Today’s topic: AACSB Standard 9 Section 1 Bullet 4 (9.1.4) :

Interpersonal relations and teamwork
(able to work effectively with others and in team environments)

The National Association of Colleges and Employers (NACE) conducts a survey each fall asking employers what characteristics they are looking for in college students seeking employment after graduation. In the top two of the list for the past several years has been working as part of a team (the other top characteristic is the ability to solve problems). The business community’s desire to hire students with the ability to work effectively with others is a major reason why business schools put students onto teams in most of their classes. Group projects in business courses are the norm, not the exception.

However, many instructors believe that just by putting students into teams, they will learn how to work well with others. Some instructors are great in teaching the students team dynamics and how to become effective team members. Unfortunately, all too often, students are left to their own devices within the team. Whether or not a student is on a ‘good’ or ‘bad’ team, how can faculty measure how effective each student works within the team?

There is a way to not only measure how effective each student is within a team, but also a way to improve the dynamics within the team. There is an online site that was developed by experts in the field and supported by an NSF grant (https://info.catme.org/about/who-are-we/) that developed a tool called the Comprehensive Assessment of Team-Member Effectiveness (CATME). The site allows for the creation of teams based on a number of criteria as well as providing an effective peer-evaluation piece. The students rate themselves as well as their teammates on a number of criteria that are selected by the instructor and a numerical score for each student is calculated based on a team’s evaluation of each other. Instead of a single grade for a team for an assignment, a grade can be raised or lowered for each student based on how effective a teammate they were and how much they contributed to an assignment.

It has been my experience that by using the CATME peer-evaluation multiple times during a semester, the vast majority of students put in more a lot more effort into their teams and become much better teammates. If the initial assignment evaluation results in points being taken away from the student, they quickly learn that freeloading on a team is no longer a viable option.

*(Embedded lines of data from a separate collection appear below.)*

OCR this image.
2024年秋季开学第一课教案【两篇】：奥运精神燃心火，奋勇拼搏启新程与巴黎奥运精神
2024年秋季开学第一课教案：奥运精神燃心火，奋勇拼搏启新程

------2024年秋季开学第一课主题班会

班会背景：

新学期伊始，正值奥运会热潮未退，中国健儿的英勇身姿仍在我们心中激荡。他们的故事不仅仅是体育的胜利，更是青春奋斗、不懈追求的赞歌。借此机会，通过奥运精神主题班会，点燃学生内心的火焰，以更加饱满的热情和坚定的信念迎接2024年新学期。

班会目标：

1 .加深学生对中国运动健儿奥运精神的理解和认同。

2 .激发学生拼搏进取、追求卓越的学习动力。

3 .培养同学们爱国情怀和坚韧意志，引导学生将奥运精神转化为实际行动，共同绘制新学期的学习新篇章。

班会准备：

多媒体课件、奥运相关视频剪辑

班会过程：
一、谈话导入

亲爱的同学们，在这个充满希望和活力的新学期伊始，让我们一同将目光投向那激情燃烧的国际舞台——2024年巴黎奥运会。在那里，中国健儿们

Schools can use the CATME peer evaluation scores to measure Standard 9.1.4 – the ability to work effectively with others and in team environments. The measurement can be done for every course that the CATME is used and if used for many courses over several years, an individual student’s development as a teammate can be tracked and measured. For outstanding teammates, recognition by the school could go a long way in helping the student getting that first job out of school.